If you happen to prefer an open mind, it was tough to find President Trump’s much-maligned Salute to America speech on television last night. True, I live in Washington and I could have solved the problem by getting up from my chair and going to the Lincoln Memorial.
Rain, a dislike of crowds and sloth kept me in front of the tube, but Fox News came to the rescue. As far as I could tell, with some unscientific channel surfing, no other network carried the speech. This might well have been a fair-minded media decision because I detected no news, at least no current news, but there was some insight and, for some people, that has a news value.
Litanies of military history and recitations of wartime successes by the President reading from his teleprompter provide no insight, but the event itself does. My news feed this morning is filled with snide references to aerial attacks on airports during the Revolution but includes few references to those enjoying the flyovers and flag waving. My news feed does not cater to the average American.
Those who hate the President got their wish for rain but there was no deluge. The clouds were thick but not low enough to obscure the airplanes and helicopters that flew over the mall precisely timed to dovetail into the speech. There were huge transparent panels between the TV cameras and the podium. Raindrops from previous downpours remained to distract the viewers and call attention to the need for security.
The view through the presumably bulletproof but transparent barrier was an ongoing reminder of yet another reason not to watch the event live. The United States of America in 2019 does not lack for nut jobs who might have an interest in attention-getting mayhem. I have no idea the size of the crowd and have preplanned my eye rolling for any stories on the subject, but a good rule of life is “the larger the crowd the greater the chance of a nut job.”
What is the insight that was accidentally ignored by Fox and intentionally ignored by the other networks?
Patriotism is for peasants (a little used word intentionally chosen) not for the sophisticated elites who like telling others what to think. Insight alert: there are more peasants than elites and, in a democracy, more votes beat fewer.

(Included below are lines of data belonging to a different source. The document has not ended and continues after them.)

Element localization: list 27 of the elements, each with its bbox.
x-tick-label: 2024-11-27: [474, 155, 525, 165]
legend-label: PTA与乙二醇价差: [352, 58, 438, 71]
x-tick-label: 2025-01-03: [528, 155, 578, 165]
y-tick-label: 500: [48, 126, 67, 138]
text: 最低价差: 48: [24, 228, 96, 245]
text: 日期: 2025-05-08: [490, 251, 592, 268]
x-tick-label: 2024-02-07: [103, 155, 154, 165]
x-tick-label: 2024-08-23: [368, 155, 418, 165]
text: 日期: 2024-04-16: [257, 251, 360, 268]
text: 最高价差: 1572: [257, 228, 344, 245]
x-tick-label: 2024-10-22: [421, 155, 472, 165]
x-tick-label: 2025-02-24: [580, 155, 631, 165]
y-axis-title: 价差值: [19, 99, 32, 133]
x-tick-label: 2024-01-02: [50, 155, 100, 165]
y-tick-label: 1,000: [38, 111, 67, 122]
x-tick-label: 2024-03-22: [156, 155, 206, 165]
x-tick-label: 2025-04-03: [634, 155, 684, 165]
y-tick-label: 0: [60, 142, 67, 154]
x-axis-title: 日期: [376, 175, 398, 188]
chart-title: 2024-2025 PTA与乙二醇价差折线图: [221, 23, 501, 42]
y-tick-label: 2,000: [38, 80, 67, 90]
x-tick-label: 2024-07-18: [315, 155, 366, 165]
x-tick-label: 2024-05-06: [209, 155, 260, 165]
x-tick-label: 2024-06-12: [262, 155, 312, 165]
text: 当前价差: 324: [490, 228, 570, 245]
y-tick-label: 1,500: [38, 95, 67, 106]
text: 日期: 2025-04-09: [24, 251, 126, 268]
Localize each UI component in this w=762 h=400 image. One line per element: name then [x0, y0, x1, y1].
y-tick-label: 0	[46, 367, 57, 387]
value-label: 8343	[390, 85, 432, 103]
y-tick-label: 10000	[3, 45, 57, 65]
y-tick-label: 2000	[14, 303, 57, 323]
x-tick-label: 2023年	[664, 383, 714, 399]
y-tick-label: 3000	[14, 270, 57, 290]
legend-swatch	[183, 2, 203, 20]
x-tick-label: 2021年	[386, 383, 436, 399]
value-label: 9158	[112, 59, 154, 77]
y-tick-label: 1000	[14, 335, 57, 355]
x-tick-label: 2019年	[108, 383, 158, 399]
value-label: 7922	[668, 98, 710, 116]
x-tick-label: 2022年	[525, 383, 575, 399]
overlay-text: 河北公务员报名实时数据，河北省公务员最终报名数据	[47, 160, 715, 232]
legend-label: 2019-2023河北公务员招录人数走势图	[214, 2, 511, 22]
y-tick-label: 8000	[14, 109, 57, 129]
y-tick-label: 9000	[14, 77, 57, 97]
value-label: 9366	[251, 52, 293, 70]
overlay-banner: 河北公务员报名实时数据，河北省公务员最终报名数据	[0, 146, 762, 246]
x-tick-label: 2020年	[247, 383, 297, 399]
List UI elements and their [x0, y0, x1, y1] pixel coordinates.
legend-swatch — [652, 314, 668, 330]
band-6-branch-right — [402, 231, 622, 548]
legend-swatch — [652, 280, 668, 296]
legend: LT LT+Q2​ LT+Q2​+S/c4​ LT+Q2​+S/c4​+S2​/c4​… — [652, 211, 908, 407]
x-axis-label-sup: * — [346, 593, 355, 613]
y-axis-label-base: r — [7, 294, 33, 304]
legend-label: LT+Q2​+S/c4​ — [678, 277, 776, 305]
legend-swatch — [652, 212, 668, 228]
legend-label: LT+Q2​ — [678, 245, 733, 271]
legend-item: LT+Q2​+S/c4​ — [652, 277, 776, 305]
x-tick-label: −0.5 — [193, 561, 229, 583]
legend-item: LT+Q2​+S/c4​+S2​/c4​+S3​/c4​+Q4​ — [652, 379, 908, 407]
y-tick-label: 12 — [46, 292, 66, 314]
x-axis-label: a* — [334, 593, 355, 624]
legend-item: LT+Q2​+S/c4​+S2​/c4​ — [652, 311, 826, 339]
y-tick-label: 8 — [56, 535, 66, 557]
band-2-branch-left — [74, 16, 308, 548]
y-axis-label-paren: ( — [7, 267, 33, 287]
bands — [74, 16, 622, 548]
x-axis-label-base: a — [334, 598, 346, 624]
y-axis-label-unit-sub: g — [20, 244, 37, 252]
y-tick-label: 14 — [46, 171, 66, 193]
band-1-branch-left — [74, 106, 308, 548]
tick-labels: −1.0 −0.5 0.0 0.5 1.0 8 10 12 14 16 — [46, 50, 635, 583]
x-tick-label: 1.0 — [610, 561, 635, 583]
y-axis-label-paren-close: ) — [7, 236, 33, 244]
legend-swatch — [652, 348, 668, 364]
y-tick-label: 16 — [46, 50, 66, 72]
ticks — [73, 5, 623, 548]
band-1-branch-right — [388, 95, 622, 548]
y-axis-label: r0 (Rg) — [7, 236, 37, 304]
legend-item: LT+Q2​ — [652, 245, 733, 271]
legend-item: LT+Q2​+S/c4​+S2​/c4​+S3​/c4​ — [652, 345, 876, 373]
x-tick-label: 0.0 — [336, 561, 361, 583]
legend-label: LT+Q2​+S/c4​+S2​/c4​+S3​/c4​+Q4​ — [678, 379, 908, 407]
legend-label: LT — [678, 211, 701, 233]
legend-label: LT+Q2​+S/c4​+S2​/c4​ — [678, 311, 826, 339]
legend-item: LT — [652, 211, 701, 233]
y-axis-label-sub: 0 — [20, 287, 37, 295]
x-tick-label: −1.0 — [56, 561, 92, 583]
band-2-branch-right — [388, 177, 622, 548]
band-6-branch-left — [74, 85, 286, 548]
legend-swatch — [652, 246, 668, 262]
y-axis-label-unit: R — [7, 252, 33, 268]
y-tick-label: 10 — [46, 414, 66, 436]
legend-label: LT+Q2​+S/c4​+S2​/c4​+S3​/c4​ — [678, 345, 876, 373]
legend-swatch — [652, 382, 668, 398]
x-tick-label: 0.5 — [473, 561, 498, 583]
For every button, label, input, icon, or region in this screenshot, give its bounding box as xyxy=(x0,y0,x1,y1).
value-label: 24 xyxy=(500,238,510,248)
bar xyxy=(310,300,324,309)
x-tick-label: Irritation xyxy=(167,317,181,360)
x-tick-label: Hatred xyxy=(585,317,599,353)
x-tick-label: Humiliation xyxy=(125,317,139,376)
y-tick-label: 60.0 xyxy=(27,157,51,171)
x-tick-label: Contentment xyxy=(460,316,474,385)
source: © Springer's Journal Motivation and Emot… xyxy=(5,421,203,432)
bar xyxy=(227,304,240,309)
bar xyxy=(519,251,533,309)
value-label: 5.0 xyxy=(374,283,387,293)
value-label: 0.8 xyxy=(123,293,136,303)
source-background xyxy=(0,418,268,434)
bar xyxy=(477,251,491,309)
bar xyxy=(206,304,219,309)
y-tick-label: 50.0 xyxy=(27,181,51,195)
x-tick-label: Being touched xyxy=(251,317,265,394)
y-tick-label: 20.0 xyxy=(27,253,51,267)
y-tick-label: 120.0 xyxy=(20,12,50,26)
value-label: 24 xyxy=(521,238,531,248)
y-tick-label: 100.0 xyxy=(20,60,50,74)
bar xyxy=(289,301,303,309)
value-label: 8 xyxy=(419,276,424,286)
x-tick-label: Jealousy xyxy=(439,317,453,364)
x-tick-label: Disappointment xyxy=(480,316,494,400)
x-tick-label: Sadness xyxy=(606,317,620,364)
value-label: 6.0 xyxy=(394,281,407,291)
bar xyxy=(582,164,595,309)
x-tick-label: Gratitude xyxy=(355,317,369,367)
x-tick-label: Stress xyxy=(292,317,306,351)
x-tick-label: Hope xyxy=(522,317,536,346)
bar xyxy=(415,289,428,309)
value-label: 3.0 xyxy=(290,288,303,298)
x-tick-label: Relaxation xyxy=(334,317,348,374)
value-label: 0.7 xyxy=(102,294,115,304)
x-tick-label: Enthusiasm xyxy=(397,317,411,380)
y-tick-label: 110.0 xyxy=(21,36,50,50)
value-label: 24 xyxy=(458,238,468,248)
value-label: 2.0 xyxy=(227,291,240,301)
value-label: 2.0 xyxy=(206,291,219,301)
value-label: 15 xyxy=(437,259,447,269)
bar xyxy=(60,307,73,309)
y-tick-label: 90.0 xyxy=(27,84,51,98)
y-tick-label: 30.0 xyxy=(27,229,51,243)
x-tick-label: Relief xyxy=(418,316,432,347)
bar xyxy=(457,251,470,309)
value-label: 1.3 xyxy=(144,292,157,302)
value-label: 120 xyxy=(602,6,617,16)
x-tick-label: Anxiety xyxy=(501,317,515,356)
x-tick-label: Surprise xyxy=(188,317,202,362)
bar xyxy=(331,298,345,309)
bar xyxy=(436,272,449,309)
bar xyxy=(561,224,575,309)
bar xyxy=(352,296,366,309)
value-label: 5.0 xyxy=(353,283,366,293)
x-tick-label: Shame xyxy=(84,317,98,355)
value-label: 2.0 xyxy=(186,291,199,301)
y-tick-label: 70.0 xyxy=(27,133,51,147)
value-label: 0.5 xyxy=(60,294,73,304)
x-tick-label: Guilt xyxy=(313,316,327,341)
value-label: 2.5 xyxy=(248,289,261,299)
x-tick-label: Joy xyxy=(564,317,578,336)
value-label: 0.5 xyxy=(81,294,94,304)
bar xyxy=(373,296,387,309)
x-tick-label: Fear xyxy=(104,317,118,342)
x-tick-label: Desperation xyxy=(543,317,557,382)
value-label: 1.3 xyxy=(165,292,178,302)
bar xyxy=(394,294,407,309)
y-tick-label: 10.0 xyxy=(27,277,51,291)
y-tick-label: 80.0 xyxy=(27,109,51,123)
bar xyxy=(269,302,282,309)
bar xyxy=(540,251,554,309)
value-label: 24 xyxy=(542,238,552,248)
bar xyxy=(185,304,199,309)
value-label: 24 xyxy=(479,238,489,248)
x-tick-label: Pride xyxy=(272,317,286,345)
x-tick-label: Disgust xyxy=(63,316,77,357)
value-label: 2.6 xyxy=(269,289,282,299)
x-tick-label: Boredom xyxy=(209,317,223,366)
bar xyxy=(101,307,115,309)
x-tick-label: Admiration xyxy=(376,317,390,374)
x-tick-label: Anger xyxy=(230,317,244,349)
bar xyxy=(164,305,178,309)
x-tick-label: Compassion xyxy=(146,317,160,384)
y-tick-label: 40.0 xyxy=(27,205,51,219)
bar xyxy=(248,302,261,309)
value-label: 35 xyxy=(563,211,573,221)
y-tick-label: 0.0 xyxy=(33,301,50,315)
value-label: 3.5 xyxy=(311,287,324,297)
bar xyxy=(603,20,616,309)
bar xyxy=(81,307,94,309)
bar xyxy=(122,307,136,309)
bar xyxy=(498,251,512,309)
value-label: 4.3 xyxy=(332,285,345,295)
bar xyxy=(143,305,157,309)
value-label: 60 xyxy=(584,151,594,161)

It is entirely possible that both political parties actually hate their voters. (That was an understatement, as many believe it is not only possible but also a certainty.) If I had to make a living doing the stupid things political operatives have to do, I might easily hate the voters too, but treating them like peasants does not seem like the best way to win them over.
That problem is actually worse today because whole categories voters have shifted parties. Middle American working class voters were reliably Democrats but are now increasingly Republican. The most successful, who might once have been country club Republicans, are now Democrats. Neither party seems to know how to deal with the shift.
Much attention is paid to the importance of democracy including hand-over-heart, eyes-half-closed invocations of “our democracy” but political opinion meisters seem to miss an important point. There are many more patriotic voters than there are tweeters. There are many more useful (yes, the electoral college still counts) votes between the coastal ribbons of blue than in the ribbons themselves.
Those who would prefer to beat President Trump in 2020 had better figure out how to out market him. We elites might think that patriotism is for peasants but the peasants don’t see it that way. Based on my observations, they like their patriotism and this could also be seen later in the evening on the PBS Boston Pops fireworks spectacle at the mouth of the Charles River. If there is a geographic epicenter of American elitism it is probably within walking distance of that venue.
It is hard to see a path for a Republican challenger to Donald Trump though I would love to have Bill Weld find some traction. Likely, it will be up to the Democrats to find a meaningful 2020 opponent. I suspect that candidate will need to have a plan to appeal to voters for whom patriotism is more important than grievance.
It is possible that the elite networks that chose to stick to their game shows rather than broadcast the President’s speech will come to regret that decision but don’t expect to hear them say so. It is always easiest when defeat can be blamed on someone else.
Next time you hear an “I’m fighting for you” grievance speech, ask yourself if there might not be more flag wavers than aggrieved.
People like to feel good about themselves. If that were not the case, there would be no need for religious admonitions against pride. Nor would there be a marketplace for motivational speakers.
President Trump understands this better than his opponents who seem to have some catching up to do.